Pissed off that I had to be the ambassador as well as messenger boy for the band (especially for something I considered to be weak as fuck), I nonetheless walked over to the hotel, not far from my apartment. I walked up to the counter and asked them to call Goldstone’s room, a further humiliation because Bob had insisted, “You do not leave it at the counter! You put it into his fucking hands personally!”

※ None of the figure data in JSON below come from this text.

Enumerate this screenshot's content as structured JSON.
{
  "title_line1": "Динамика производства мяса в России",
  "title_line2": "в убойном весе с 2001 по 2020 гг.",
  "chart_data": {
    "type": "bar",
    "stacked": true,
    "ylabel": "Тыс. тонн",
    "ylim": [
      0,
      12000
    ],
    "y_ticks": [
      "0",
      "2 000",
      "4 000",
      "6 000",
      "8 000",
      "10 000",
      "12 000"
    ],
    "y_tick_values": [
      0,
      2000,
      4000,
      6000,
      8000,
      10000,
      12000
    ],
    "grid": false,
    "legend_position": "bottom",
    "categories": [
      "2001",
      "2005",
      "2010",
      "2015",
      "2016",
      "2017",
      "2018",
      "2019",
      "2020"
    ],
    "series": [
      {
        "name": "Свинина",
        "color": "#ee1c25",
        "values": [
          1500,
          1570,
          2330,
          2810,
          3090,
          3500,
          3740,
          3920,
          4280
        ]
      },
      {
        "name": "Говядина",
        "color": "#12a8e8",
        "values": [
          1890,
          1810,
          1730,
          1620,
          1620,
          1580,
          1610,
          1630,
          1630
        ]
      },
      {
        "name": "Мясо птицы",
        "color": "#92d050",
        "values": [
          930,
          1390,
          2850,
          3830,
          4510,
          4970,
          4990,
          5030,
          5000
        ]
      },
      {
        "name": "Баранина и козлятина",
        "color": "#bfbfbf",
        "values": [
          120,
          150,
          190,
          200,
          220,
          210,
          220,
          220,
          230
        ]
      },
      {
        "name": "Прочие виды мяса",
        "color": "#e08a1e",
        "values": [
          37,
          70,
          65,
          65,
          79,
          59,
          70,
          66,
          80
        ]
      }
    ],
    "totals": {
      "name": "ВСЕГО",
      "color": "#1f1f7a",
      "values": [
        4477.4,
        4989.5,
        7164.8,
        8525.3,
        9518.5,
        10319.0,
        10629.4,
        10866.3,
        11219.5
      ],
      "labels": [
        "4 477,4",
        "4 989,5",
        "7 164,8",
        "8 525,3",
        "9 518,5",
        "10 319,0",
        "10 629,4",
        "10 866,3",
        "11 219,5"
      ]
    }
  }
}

When he came down to the lobby, Goldstone smiled and introduced himself as Goldie. We shook hands and he thanked me but then he asked, “Are you okay? You look like you’re in a terrible mood.”
The idea that I had to pitch something to my own record company was sitting very poorly with me. My uncontrolled displeasure must have been written all over my face.
“I’ll be honest with you, man. Bob seems to think we’re being intentionally fucked over by someone who wants to keep us off this soundtrack, and it’s something I personally couldn’t give a damn about. I’m embarrassed that I’m the one who was forced to come down here, hat in hand, and beg for something I don’t even care about. It sounds totally cheesy to me.”